Using the cloud to simplify food margin management

DigiTally digitises inefficient manual stocktaking and takes the pain out of the counting process

Patrick McDermott and Artur Leonowicz. “The real beauty of the system is the single dashboard that allows a manager to see exactly what’s going on with stock at a glance,” McDermott says. Photograph: Andrew Downes

Patrick McDermott cut his teeth in the hospitality sector as a sommelier and restaurant manager on Cunard line’s QE2 and QM2 cruise ships. While doing these jobs he got up close and personal with the shortcomings of badly executed stock counts and dealing with the fallout when information was incorrectly transferred to spreadsheets.

This experience inspired McDermott's first business, Stocktaking.ie, which he set up in 2004 to provide an outsourced stocktaking service to the retail and hospitality sectors. In 2016, he saw the opportunity to set up a second business that would harness technology to propel the still heavily pen and paper dependent food service sector into the world of digital stock keeping. DigiTally began trading last year and its focus is on the management of perishable produce in multisite food and hospitality businesses.

"DigiTally is a reporting dashboard that digitises inefficient manual stocktaking processes and enables businesses to count, collate and compare their inventory information on a league table that is over 70 per cent faster to generate than pen and paper.
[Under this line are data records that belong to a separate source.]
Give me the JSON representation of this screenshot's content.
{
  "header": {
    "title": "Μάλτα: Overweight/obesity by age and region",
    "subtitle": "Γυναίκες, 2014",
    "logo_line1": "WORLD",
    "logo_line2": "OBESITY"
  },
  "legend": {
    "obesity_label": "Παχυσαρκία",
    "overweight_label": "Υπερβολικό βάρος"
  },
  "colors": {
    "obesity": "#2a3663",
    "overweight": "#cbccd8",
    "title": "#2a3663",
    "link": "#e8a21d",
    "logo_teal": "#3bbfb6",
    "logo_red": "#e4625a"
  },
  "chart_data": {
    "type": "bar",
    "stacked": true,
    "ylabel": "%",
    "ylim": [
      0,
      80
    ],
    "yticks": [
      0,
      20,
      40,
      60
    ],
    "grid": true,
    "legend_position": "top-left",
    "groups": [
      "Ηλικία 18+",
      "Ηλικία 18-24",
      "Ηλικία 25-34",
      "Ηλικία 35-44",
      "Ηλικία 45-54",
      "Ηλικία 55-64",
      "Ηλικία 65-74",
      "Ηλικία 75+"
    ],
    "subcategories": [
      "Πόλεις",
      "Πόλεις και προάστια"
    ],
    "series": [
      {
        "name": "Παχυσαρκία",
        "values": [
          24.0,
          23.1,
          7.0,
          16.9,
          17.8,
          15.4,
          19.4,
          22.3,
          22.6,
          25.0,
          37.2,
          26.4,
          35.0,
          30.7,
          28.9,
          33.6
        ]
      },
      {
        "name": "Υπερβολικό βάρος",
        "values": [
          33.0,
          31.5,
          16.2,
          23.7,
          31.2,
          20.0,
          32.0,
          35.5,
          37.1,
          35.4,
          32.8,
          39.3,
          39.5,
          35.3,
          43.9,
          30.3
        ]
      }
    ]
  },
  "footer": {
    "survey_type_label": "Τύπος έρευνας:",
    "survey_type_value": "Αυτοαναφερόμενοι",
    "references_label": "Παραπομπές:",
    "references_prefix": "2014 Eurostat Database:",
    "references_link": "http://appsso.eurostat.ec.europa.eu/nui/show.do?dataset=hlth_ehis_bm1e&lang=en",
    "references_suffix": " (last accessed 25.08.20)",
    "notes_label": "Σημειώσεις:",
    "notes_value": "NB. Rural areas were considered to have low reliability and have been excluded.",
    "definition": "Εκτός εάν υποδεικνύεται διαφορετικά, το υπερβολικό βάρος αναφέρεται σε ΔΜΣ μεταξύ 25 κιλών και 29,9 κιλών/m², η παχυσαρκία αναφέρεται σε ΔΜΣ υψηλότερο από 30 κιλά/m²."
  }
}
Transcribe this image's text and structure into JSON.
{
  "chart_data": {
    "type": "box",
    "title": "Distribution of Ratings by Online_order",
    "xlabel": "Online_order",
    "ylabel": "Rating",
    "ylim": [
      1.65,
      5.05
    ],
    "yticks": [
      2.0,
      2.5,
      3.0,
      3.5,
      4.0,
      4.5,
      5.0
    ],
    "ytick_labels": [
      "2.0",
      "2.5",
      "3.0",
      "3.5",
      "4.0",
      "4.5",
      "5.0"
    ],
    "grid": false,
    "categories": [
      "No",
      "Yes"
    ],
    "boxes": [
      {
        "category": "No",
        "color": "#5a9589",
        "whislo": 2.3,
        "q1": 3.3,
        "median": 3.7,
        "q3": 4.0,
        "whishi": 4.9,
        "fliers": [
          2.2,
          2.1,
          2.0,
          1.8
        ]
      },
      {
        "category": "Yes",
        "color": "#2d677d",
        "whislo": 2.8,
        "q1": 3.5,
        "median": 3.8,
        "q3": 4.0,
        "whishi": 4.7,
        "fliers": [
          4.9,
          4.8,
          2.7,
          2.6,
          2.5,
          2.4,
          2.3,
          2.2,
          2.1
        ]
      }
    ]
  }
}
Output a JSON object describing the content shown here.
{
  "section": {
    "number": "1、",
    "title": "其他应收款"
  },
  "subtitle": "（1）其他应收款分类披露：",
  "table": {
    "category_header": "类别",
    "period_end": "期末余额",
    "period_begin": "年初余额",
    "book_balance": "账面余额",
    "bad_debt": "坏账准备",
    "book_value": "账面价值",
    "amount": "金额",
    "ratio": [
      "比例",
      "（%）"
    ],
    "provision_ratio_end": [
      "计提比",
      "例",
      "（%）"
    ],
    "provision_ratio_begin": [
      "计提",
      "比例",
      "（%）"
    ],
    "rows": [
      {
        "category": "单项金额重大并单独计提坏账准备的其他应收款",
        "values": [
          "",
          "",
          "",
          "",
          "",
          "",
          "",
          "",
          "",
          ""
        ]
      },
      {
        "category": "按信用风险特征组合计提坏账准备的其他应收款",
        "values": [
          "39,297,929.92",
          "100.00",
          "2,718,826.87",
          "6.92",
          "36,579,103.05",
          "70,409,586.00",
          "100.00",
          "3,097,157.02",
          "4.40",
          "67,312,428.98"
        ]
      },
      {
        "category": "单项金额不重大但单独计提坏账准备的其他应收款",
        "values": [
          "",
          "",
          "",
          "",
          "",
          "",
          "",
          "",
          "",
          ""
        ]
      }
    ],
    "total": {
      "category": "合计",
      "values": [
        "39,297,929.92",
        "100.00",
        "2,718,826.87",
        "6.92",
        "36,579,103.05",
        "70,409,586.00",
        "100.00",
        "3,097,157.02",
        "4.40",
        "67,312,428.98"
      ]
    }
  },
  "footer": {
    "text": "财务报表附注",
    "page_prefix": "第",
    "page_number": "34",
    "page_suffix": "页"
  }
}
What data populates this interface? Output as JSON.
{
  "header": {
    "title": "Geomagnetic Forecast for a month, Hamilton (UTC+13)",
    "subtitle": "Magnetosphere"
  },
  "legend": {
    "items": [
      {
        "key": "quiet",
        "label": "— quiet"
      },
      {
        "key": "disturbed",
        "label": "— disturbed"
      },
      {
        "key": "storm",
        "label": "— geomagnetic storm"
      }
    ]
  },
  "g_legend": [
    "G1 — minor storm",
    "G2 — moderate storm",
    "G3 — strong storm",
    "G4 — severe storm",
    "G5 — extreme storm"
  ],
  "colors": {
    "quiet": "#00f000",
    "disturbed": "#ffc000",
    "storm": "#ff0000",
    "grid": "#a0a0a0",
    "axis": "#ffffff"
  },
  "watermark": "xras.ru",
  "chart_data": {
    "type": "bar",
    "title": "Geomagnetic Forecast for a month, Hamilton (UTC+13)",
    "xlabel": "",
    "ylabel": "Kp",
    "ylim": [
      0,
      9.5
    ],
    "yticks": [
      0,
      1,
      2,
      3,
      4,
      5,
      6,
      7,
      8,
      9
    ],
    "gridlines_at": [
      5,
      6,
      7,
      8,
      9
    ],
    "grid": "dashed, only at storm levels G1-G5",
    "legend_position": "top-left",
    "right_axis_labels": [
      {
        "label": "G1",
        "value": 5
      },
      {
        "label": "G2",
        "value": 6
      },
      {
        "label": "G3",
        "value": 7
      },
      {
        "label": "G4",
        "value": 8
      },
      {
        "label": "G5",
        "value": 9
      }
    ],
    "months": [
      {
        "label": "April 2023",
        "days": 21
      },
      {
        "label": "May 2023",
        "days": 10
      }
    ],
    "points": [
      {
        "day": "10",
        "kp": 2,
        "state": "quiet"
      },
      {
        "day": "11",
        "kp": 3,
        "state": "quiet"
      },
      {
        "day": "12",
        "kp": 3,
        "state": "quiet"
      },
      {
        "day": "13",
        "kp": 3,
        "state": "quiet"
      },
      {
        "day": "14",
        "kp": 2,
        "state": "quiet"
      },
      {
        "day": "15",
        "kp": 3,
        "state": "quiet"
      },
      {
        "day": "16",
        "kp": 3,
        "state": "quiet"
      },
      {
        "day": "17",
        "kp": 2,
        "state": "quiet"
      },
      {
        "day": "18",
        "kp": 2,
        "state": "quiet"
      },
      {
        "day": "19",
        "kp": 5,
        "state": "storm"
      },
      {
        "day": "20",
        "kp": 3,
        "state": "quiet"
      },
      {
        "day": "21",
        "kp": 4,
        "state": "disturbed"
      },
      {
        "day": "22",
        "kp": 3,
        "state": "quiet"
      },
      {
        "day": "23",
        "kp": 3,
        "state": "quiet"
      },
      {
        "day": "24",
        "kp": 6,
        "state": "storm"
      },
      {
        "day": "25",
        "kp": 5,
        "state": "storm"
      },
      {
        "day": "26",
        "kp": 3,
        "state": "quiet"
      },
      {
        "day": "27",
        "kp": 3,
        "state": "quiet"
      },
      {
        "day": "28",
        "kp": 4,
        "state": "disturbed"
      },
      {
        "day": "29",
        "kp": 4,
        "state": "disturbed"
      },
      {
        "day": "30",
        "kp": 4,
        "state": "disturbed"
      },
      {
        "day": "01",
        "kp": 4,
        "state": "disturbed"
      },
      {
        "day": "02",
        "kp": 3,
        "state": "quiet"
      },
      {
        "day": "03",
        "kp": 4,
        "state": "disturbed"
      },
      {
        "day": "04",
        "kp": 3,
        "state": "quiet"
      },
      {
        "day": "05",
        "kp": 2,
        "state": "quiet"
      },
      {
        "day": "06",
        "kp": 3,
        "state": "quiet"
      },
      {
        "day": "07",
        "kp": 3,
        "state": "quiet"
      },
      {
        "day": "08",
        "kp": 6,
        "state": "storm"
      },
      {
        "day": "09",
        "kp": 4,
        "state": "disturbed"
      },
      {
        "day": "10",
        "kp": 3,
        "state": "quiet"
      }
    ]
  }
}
It is also simple to use making it suitable for all staff regardless of technical ability," says McDermott who completed a BComm in UCG in 2016 and is now developing DigiTally with his co-founder, Artur Leonowicz, at the NDRC-run accelerator at Galway's PorterShed innovation hub.

“The real beauty of the system is the single dashboard that allows a manager to see exactly what’s going on with stock at a glance,” McDermott adds. “Pulling the information together in one place means greatly improved decision-making while our system also enables management to accurately identify their highest and lowest performing sites, what issues are occurring and where, what sites are overstocked, which sites can others learn best practice from and which ones require additional support and monitoring.”

READ MORE

 Can travel

One of the reasons McDermott decided to set up a second business was because his first was difficult to scale as it involved boots on the ground. DigiTally, however, is cloud based so it can travel. The company already has already had interest in the system from the UK and Australia.

“Stocktaking.ie has been trading away quietly in the background and it provided the security that allowed us to start thinking about and then begin building DigiTally over the last number of years,” McDermott says. “Artur and I have worked together for eight years and he combines the best of technical knowledge with a deep understanding of inventory control. From experience, we know people don’t like the tedium of counting things and writing them down. But nowadays they are familiar with and happy to use apps.

Intuitive system

“Essentially our aim was to create an intuitive system that took the pain out of the counting process. With DigiTally, multiple people can count at the same time using a mobile phone or tablet and there is only one obvious place to enter a count which greatly cuts the potential for errors. Existing stocktaking apps tend to focus on items with barcodes, which fresh products don’t always have, while point of sale recording systems are complex to learn and require significant amounts of training. That’s not helpful in a sector with high staff turnover and both solutions lack the cohesiveness to bring key data together.”

The company’s sweet spot are businesses with 100 sites or more and it has already signed its first customers. McDermott says that after six months they had increased their gross margins by just over 4 per cent per site using the DigiTally system. In value terms 4 per cent is worth roughly €30,000. DigiTally will make its money by charging an annual fee of €2,500 per site for a 12-month licence. Hard cash investment in the business to date has been about €40,000 but McDermott estimates sweat equity to have been in the order of €300,000. The company is now seeking to raise €750,000.